# What do you do on the trail?



## dynamite. (Jun 21, 2008)

I mostly walk since willow is fairly spooky, but there is one field that we can run through since there is no trees or anything beside us. Spirit I have to walk in the direction of home or she won't stop, but I do some loping which usually turns into a gallop when we are going out. Unfortunatly most of the trail area is beside farmers fields so I have to be careful to keep my horses controlled riding beside them so they don't spook or anything into the fields.


----------



## mliponoga (Jul 24, 2010)

We do everything and anything, we walk quite a bit, but also W/T/C/G on the trails. New trails we're very careful on, usually only W/T, but on trails we've been on and know well, we canter and gallop quite a bit.


----------



## whitetrashwarmblood (Aug 24, 2008)

First, my friends and I walk our horses about a quarter of a mile down the road to get to the 30 acre pasture we like to ride in. 
Then all 3 of race through the grass, up and over hills, through the woods, and over a few logs. Then we cross a creek, and into another field. We run around in there. When we're done we come back to another part of the creek, cross it, and walk all the way back home.


----------



## MyBoyPuck (Mar 27, 2009)

Depends on the terrain. Narrow rocky stuff, walk. Good enough surface = trot. Good foting, fallen trees, no rocks = canter & jump. Big open Julie Andrews Sound of Music fleld = haul ***! We try to mix it up. Everyone I go out with falls into the "lets go" crowd so we're usually moving.


----------



## Thatgirlsacowboy (Aug 17, 2009)

Haha, MLI, you and your mare sound a lot like Cricket and I. 

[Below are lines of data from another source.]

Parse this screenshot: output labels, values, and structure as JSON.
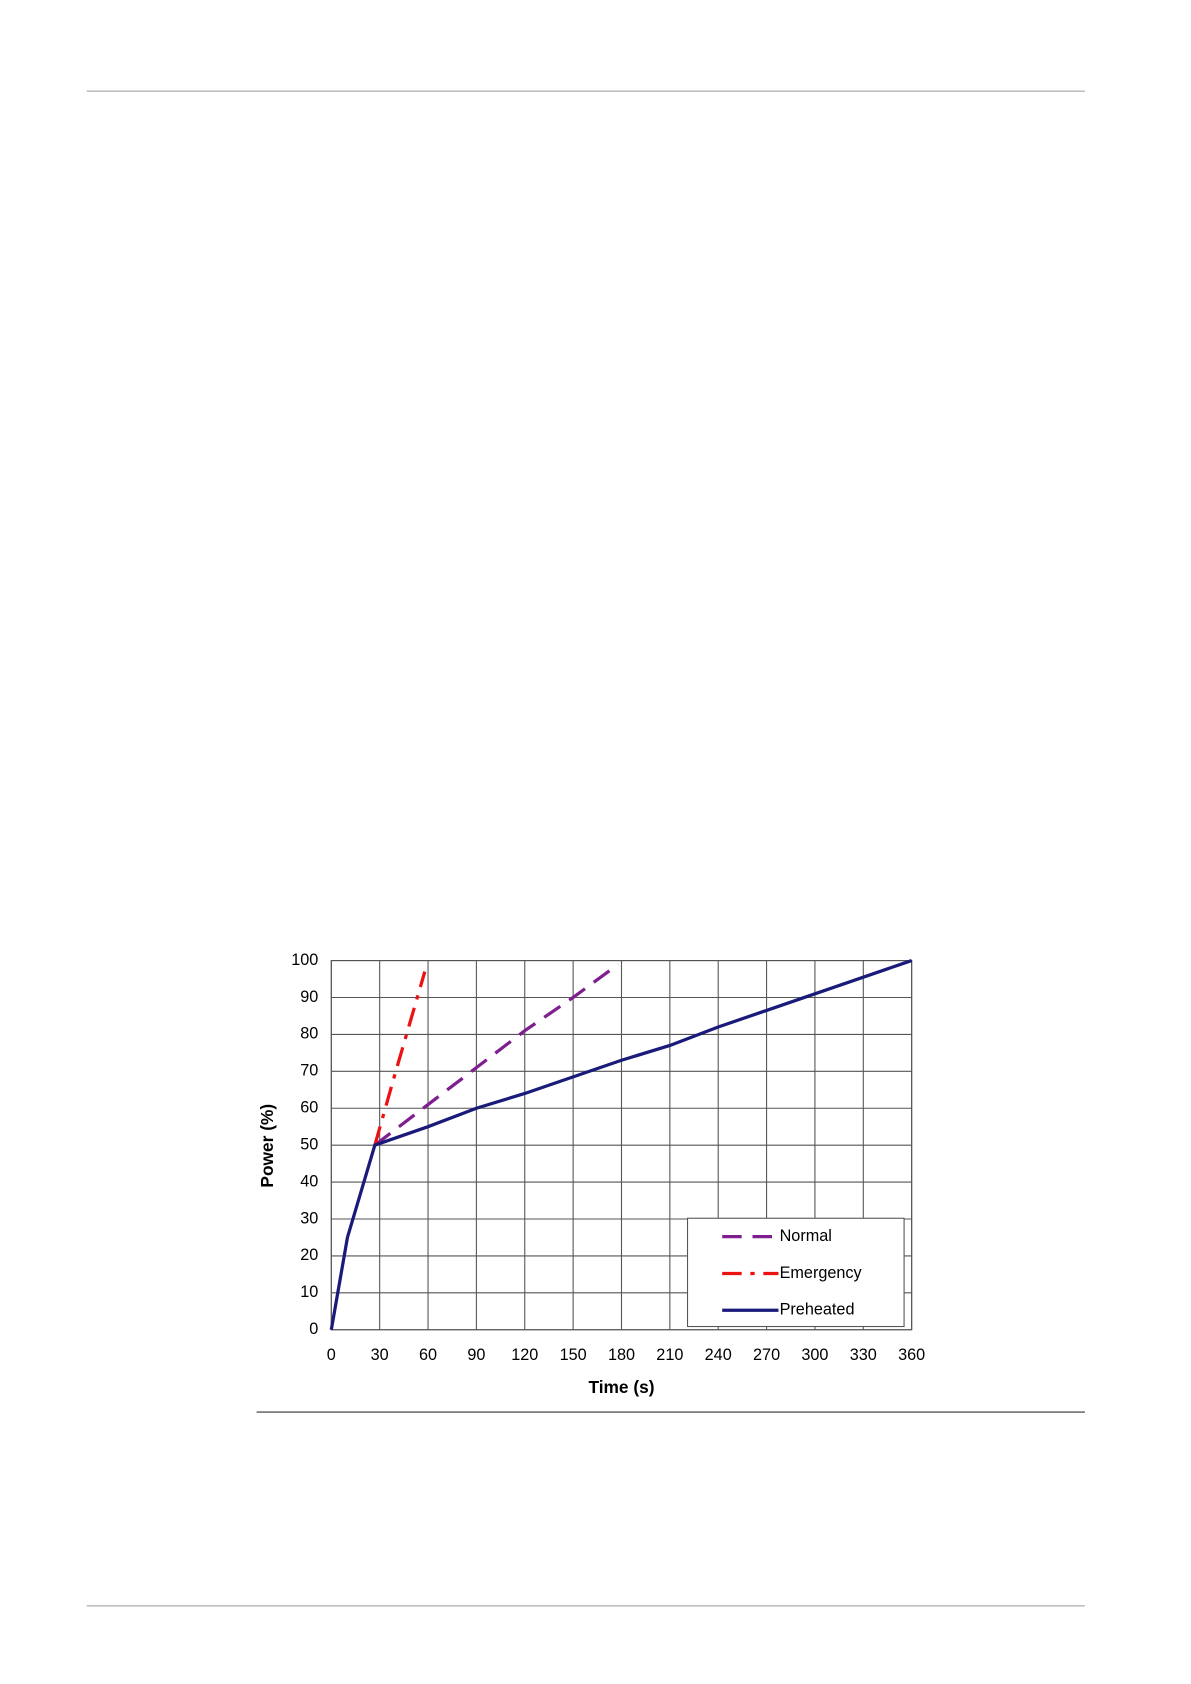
{
  "chart_data": {
    "type": "line",
    "xlabel": "Time (s)",
    "ylabel": "Power (%)",
    "xlim": [
      0,
      360
    ],
    "ylim": [
      0,
      100
    ],
    "xticks": [
      0,
      30,
      60,
      90,
      120,
      150,
      180,
      210,
      240,
      270,
      300,
      330,
      360
    ],
    "yticks": [
      0,
      10,
      20,
      30,
      40,
      50,
      60,
      70,
      80,
      90,
      100
    ],
    "grid": true,
    "legend": "lower right",
    "series": [
      {
        "name": "Normal",
        "color": "#7f1f8f",
        "dash": "dashed",
        "x": [
          27,
          60,
          90,
          120,
          150,
          178
        ],
        "values": [
          50,
          61,
          71,
          81,
          90,
          99
        ]
      },
      {
        "name": "Emergency",
        "color": "#ee1111",
        "dash": "dashdot",
        "x": [
          27,
          40,
          58
        ],
        "values": [
          50,
          70,
          97
        ]
      },
      {
        "name": "Preheated",
        "color": "#1a1a7a",
        "dash": "solid",
        "x": [
          0,
          10,
          27,
          60,
          90,
          120,
          150,
          180,
          210,
          240,
          270,
          300,
          330,
          360
        ],
        "values": [
          0,
          25,
          50,
          55,
          60,
          64,
          68.5,
          73,
          77,
          82,
          86.5,
          91,
          95.5,
          100
        ]
      }
    ]
  }
}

Unfortunately, in the Sandeigo Riverbed, we don't get a lot of "sound of music" fields. Hahahaha I wish we had some, though! Our footing is pretty good, so we haul *** quite a bit. Cricket loves to GO GO GO. What I love the most, however, is how she can go from a walk, to a trot, to a canter, to a dead run, and then back down again without throwing a fit, or giving me any hell for it. She loves the trails, and she listens so well. Some of my friends have to constantly be on their horses mouths in order to get them to behave on trail, but Cricket and I just kick it. Loose rain, ditched stirrups, and life is good. 

My boy puck, theres a fallen log over by the pond we swim in, I love to jump it on the trail. Cricket loves it too =)


----------



## trailhorserider (Oct 13, 2009)

I mostly walk because my horses are barefoot and I am very careful about the footing, but when we get a nice wide open space with soft footing (like a nice field or sandy road) then I really love to canter/gallop! But I would say 95% of the time we walk.

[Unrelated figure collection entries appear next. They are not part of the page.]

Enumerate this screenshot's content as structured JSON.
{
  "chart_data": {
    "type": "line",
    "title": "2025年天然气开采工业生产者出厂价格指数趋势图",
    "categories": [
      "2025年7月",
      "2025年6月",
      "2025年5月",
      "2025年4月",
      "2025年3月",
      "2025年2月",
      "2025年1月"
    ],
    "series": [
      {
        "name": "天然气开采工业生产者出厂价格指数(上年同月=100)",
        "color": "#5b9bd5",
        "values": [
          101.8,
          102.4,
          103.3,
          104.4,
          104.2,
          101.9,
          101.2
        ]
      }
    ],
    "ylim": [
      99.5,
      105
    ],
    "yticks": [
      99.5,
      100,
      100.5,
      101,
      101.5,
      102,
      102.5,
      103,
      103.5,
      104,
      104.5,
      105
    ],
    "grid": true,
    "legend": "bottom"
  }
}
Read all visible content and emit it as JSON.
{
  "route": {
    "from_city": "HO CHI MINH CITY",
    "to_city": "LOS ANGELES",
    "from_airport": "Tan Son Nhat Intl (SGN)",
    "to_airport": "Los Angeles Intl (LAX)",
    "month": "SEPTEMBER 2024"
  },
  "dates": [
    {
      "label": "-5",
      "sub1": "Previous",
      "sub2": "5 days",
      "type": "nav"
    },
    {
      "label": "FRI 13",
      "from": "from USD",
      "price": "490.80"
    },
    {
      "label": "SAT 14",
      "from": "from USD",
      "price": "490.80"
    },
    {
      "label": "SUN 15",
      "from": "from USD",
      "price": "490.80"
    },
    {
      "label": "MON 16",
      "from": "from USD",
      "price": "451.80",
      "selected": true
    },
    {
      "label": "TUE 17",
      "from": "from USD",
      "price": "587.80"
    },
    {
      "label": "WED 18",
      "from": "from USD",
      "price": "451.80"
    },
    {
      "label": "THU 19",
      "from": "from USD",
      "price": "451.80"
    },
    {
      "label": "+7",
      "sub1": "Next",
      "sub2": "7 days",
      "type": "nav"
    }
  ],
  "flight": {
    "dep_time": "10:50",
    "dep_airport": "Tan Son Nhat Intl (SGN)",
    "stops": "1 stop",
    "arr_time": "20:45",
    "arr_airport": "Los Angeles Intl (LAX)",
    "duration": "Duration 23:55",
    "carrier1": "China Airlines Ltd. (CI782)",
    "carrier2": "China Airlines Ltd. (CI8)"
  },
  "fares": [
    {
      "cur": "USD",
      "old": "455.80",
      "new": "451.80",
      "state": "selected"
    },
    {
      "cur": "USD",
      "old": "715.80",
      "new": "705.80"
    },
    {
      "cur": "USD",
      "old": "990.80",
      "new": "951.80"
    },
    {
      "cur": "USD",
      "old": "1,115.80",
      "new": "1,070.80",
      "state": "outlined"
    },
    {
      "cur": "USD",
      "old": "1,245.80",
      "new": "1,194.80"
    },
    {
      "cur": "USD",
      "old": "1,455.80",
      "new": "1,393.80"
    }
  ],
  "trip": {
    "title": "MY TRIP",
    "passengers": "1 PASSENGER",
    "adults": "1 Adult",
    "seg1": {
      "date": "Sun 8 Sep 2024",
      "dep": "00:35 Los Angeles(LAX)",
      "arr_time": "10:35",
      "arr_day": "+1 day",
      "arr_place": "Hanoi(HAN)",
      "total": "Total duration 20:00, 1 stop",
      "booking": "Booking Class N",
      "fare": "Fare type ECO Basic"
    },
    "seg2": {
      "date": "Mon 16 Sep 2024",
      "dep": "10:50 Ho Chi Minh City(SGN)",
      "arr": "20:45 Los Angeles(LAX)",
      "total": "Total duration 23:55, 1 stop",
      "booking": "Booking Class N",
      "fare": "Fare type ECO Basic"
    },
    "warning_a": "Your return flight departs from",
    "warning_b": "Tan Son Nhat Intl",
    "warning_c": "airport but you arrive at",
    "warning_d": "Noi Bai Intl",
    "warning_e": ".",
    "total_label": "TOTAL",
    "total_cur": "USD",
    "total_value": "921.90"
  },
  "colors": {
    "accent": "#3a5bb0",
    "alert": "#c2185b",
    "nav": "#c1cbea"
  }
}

I also practice trotting with collection, sidepassing, backing up, etc. Things that I think keep them in good practice and suppleness. But mostly I just walk on a loose rein.

I also like to explore and look for hidden treasures, such as elk and deer antlers. I like to call for elk during the rut (and try to avoid hunters during hunting season- I dress me and my horse in orange hunting vests). 

But that's what I like to do on the trail.


----------



## HorseNancy (Feb 24, 2008)

Almost always walk. It's just more relaxing, and I want to take in everything around me and not rush.


----------



## Lonestar22 (May 22, 2009)

I walk down the road to my uncles hay feild where we'll do fun canter/gallop and do circles and figure 8's. Once when he was bailing hay he had it all raked up into about 2ft tall rows that were about 3 strides from each other so we jumped those. There were like 10 rows! It was so much fun! Then i'll walk down to the dirt road and get up on the levy next to the cannal and take a good gallop. it's about a quarter mile or so long. then walk the way home to cool off.


----------



## Trails (Jan 28, 2009)

We generally just walk - Certainly no reason to hurry home!


----------



## QOS (Dec 8, 2008)

going trail riding tomorrow through Sunday - some hills, little creeks...huge bass lake to get in (Red loves that) some walking, trotting, cantering if I can. Woot...can't wait.


----------



## Amlalriiee (Feb 22, 2010)

Depends on the terrain and the heat, but usually we always get a lot of trotting in. Everyone I ride with likes CTRs/endurance so we tend to try to cover a lot of ground and hills. I'd say mostly trotting, some cantering and some walking...occasional gallops


----------



## Brithorse1996 (May 25, 2010)

We usually do walking and trotting, if the ground is good cantering, but that always leads to galloping


----------